The future of ‘demo days’ in an era of general solicitation
FORTUNE — Beginning on Monday, private companies will be legally permitted to “generally solicit” investors. And it may forever change startup “demo days,” which have become ubiquitous in Silicon Valley and beyond.
For decades, private issuers have been prohibited from publicly passing the hat. That’s why you’ve never seen advertisements for shares in hot new tech startups or venture capital funds. It’s also why so many private company CEOs refuse to discuss fundraising while on television or on a conference stage. Protecting grandma from con artists has outweighed helping new companies find investors.
The one exception to all of this has been “demo days” — events that many startups consider to be their cotillions. They get 10 or 15 minutes to explain their product to a large in-person audience, usually in the hopes of securing investment interest. In many cases, funding goals are made explicit.
Such solicitation is obviously in violation of SEC policy, but the Agency has historically turned a blind eye. In fact, I can’t find a single instance in which the Agency has taken action against either a demo day organizer or presenter.
But now things are about to change.
Last year’s federal JOBS Act did away with the general solicitation ban, and earlier this summer the SEC codified the legislation — saying that private issuers would be free to generally solicit come this Monday, September 23. The only new requirement would be that issuers would need to verify that investors are accredited (for individual investors, that means net worth in excess of $1 million and/or annual income in excess of $200,000). In other words, investors would have to submit documentation like W-2 forms, rather than just check a box affirming that they meet the standard.
On the surface, this seems great for demo days. They can proceed with business as usual, without even the faintest threat of regulatory scrutiny. Just make sure the participating startups acknowledge that they are generally soliciting, when it comes time to file the appropriate SEC paperwork.
The problem, however, is that the SEC also proposed a bunch of other rules that could make life both difficult and expensive for general soliciters. For example, such issuers would be required to file a Form D with the SEC at least 15 days prior to the beginning of general solicitation, and also file an amended Form D within 30 days after the offering is terminated (either because it closed successfully or was abandoned). And Failure to do so could cause the SEC to ban them from subsequent securities issuance for a year or more.
These extra rules are not yet law — the comment period remains open — and may get watered down before a final vote (after which those already in the midst of general solicitation will be “transitioned” to the new scheme).
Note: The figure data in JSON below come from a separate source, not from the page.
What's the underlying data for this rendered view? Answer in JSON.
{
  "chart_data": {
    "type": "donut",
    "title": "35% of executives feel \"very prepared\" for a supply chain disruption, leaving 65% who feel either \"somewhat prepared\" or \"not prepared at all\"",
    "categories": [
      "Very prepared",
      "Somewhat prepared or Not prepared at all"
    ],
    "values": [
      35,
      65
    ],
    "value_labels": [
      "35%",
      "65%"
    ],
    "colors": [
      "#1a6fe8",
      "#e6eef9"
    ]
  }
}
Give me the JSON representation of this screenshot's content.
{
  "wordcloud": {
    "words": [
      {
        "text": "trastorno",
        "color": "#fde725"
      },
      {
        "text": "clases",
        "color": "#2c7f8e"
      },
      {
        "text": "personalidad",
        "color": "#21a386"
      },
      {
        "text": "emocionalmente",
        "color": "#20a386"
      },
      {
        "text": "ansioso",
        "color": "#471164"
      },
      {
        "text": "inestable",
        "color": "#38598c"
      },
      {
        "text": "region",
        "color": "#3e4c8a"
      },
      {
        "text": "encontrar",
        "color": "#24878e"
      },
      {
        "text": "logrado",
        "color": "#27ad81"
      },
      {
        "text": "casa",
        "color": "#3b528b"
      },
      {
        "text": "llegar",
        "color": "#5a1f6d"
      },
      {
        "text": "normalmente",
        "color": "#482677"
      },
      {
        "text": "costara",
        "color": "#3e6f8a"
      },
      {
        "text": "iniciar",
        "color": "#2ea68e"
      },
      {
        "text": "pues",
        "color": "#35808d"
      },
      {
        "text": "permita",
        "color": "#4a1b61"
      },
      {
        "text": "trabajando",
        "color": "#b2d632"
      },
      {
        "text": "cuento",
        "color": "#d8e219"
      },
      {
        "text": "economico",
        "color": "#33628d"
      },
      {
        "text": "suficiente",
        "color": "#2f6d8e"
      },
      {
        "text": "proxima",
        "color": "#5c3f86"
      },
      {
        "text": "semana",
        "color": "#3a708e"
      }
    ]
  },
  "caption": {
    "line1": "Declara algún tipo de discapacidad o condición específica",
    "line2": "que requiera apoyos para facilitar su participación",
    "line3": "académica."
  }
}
But what happens if next week’s demo day participants acknowledge that they are general soliciters, and then the full spate of new rules is enacted? It’s hard to imagine that future demo day participants could just return to the good old days of pretending they aren’t generally soliciting, so as to avoid the new burdens. Once that bell has been rung, the SEC will hear it.
So how should demo day organizers continue to run their events, while allowing all participants the utmost flexibility?
The answer may be to insist that presenters not discuss investments or capital requirements from the stage. After all, the started purpose of these events was to demonstrate new technologies, not demonstrate ROI potential. If investors want to pull them aside afterward, so be it.
Sure everyone in the crowd will know why the startup is really there, but it’s plausible deniability for everyone. The company, the investors and the SEC.